The user should specify an empty directory below for storing the output results.

In [None]:
output_file_path = "./quality_results/"

# Prepare Text Data and Initialize Classifier

In [5]:
low_quality_text = """
Volunteering

It's all about the warm, fuzzy feeling when you serve the community, without expectation of gain. Volunteering offers you the necessary experience and development skills to take forward with you, as you venture out to work with other people and apply what you learn, to achieve your career goals.

HOW IT WORKS

SEARCH

BOOK NOW

ENJOY THE SHOW

GET A FREE QUOTE

Planning your event ahead of time is the right move. Contact our experts and let us surprise you.
"""

In [6]:
medium_quality_text = "Traveling to Europe during the off-season can be a more budget-friendly option."

In [7]:
high_quality_text = """
Sharapova has been in New Zealand since well before the New Year, preparing for her 2011 start and requested the opening day match to test her form. "My last tournament was over two months ago and it will be really good to get back playing again."
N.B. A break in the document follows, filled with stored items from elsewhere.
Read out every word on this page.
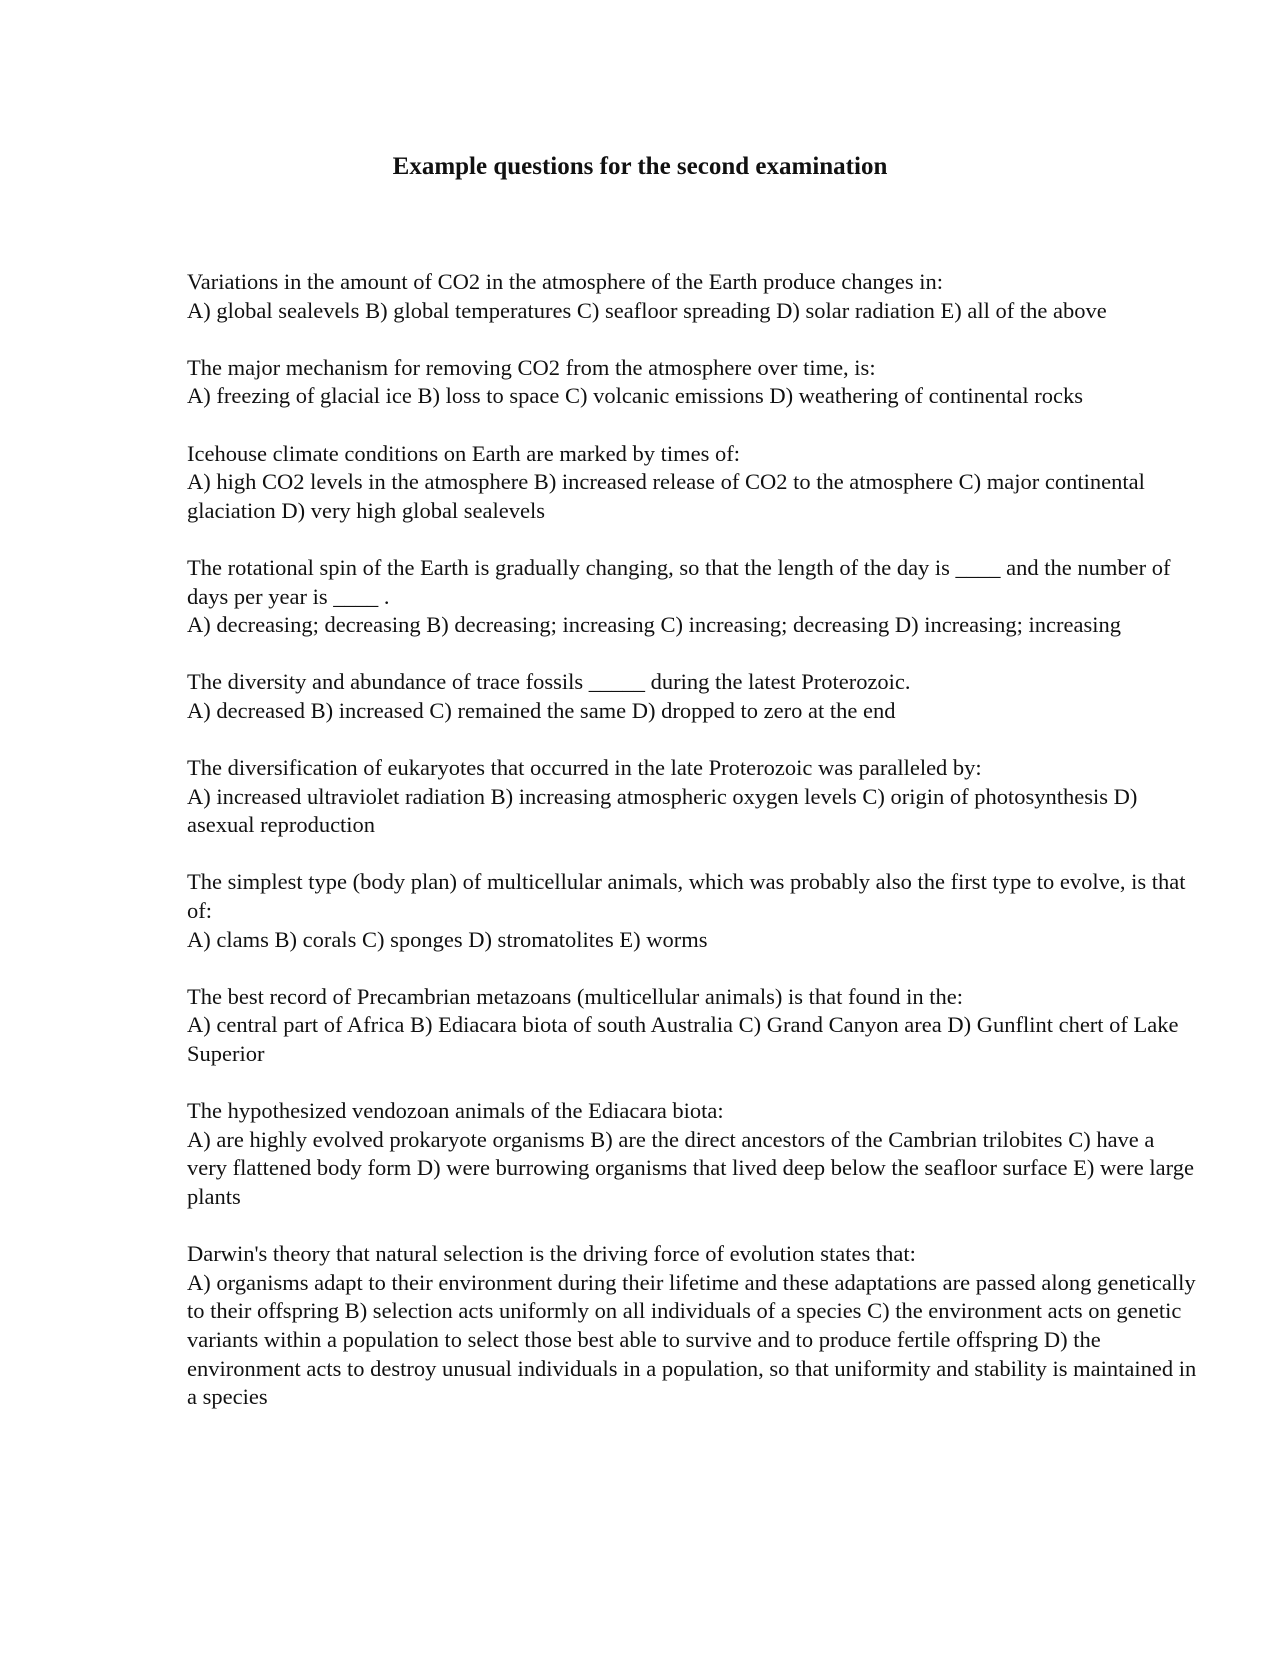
Example questions for the second examination

Variations in the amount of CO2 in the atmosphere of the Earth produce changes in:

A) global sealevels B) global temperatures C) seafloor spreading D) solar radiation E) all of the above

The major mechanism for removing CO2 from the atmosphere over time, is:

A) freezing of glacial ice B) loss to space C) volcanic emissions D) weathering of continental rocks

Icehouse climate conditions on Earth are marked by times of:

A) high CO2 levels in the atmosphere B) increased release of CO2 to the atmosphere C) major continental glaciation D) very high global sealevels

The rotational spin of the Earth is gradually changing, so that the length of the day is ____ and the number of days per year is ____ .

A) decreasing; decreasing B) decreasing; increasing C) increasing; decreasing D) increasing; increasing

The diversity and abundance of trace fossils _____ during the latest Proterozoic.

A) decreased B) increased C) remained the same D) dropped to zero at the end

The diversification of eukaryotes that occurred in the late Proterozoic was paralleled by:

A) increased ultraviolet radiation B) increasing atmospheric oxygen levels C) origin of photosynthesis D) asexual reproduction

The simplest type (body plan) of multicellular animals, which was probably also the first type to evolve, is that of:

A) clams B) corals C) sponges D) stromatolites E) worms

The best record of Precambrian metazoans (multicellular animals) is that found in the:

A) central part of Africa B) Ediacara biota of south Australia C) Grand Canyon area D) Gunflint chert of Lake Superior

The hypothesized vendozoan animals of the Ediacara biota:

A) are highly evolved prokaryote organisms B) are the direct ancestors of the Cambrian trilobites C) have a very flattened body form D) were burrowing organisms that lived deep below the seafloor surface E) were large plants

Darwin's theory that natural selection is the driving force of evolution states that:

A) organisms adapt to their environment during their lifetime and these adaptations are passed along genetically to their offspring B) selection acts uniformly on all individuals of a species C) the environment acts on genetic variants within a population to select those best able to survive and to produce fertile offspring D) the environment acts to destroy unusual individuals in a population, so that uniformity and stability is maintained in a species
"My priority since I have been here has been to adjust to time and conditions. I have had a couple of practices a day and think that has been really important."
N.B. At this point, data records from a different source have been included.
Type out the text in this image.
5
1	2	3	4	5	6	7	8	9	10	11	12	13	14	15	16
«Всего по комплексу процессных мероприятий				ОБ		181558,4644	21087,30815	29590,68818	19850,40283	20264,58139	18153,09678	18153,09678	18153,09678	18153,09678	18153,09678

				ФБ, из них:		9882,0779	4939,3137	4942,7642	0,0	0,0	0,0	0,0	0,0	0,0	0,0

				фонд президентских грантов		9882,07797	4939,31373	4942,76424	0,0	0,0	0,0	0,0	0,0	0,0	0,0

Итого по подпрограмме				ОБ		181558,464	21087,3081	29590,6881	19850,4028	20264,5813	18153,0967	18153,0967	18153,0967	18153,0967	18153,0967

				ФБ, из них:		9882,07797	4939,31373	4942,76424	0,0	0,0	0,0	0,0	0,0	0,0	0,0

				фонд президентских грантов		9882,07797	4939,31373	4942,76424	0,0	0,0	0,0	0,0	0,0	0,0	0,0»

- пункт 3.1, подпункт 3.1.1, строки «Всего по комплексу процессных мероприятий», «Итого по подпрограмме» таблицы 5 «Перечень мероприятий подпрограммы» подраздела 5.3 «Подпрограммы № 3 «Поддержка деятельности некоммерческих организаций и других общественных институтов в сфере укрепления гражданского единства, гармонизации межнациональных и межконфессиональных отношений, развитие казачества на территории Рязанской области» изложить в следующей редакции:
The three-time Grand Slam champion who once stood number one next plays Voracova after winning their only previous match in 2003.
"""

In [8]:
# Create sample DataFrame
text = [low_quality_text, medium_quality_text, high_quality_text]
df = cudf.DataFrame({"text": text})
input_dataset = DocumentDataset(dask_cudf.from_cudf(df, npartitions=1))
write_to_filename = False

# Alternatively, read existing directory of JSONL files
# input_file_path="/input_data_dir/"
# input_dataset = DocumentDataset.read_json(
#     input_file_path, backend="cudf", add_filename=True
# )
# write_to_filename = True

In [9]:
classifier = QualityClassifier(batch_size=1024)

# If desired, you may filter your dataset with:
# classifier = QualityClassifier(batch_size=1024, filter_by=["High", "Medium"])

# Run the  Classifier

Dask operations are lazy, so the the classifier will not run until we call an eager operation like `to_json`, `compute`, or `persist`. 

In [10]:
%%time

result_dataset = classifier(dataset=input_dataset)
result_dataset.to_json(output_path=output_file_path, write_to_filename=write_to_filename)
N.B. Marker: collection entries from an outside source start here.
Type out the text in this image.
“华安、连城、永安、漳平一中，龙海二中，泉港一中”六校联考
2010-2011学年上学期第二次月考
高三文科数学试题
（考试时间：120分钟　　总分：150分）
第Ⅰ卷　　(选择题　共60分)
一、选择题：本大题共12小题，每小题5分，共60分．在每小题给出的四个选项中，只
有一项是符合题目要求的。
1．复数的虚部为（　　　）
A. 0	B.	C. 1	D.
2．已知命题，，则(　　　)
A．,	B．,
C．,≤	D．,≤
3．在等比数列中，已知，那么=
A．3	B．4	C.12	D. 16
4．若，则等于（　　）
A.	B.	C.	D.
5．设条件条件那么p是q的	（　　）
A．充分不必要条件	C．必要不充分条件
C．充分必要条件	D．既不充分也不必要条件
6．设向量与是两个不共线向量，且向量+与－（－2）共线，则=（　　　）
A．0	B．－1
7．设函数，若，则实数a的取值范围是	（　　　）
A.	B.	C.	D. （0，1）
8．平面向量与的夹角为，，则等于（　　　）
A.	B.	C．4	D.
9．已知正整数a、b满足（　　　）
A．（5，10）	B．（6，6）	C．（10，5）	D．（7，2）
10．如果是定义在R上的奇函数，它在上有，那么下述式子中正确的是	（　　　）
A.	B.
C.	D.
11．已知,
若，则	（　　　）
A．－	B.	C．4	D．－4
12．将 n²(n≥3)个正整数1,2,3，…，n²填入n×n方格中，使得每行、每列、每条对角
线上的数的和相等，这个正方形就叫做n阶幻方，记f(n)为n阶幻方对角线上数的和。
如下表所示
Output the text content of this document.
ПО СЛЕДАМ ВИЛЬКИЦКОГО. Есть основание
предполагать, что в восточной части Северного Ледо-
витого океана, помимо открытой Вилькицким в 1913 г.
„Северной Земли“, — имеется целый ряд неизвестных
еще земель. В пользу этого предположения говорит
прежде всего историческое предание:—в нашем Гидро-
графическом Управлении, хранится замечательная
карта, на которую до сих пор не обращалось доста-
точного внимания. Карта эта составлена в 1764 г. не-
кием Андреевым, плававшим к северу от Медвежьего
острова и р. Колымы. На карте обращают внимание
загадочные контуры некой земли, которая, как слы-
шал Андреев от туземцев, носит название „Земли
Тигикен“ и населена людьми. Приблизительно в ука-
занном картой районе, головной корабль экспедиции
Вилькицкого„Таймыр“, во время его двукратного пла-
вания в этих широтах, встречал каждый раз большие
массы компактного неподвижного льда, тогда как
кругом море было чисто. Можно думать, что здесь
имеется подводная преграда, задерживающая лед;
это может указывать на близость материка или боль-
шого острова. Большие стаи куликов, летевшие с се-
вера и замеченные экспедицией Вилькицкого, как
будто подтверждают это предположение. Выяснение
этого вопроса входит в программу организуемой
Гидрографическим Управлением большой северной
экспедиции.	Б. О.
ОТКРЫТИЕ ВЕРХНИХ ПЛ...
Starting quality classifier inference
Writing to disk complete for 1 partition(s)
CPU times: user 2.84 s, sys: 1.2 s, total: 4.04 s
Wall time: 19.8 s


# Inspect the Output

In [11]:
output_dataset = DocumentDataset.read_json(output_file_path, backend="cudf", add_filename=write_to_filename)
output_dataset.head(3)

Reading 1 files


Unnamed: 0,quality_pred,quality_prob,text
0,Low,"[0.0006659966000000001, 0.037424959199999996, ...","\nVolunteering\n\nIt's all about the warm, fuz..."
1,Medium,"[0.2652127147, 0.6983160973, 0.0364712216]",Traveling to Europe during the off-season can ...
2,High,"[0.7135943174000001, 0.2841255367, 0.002280103...",\nSharapova has been in New Zealand since well...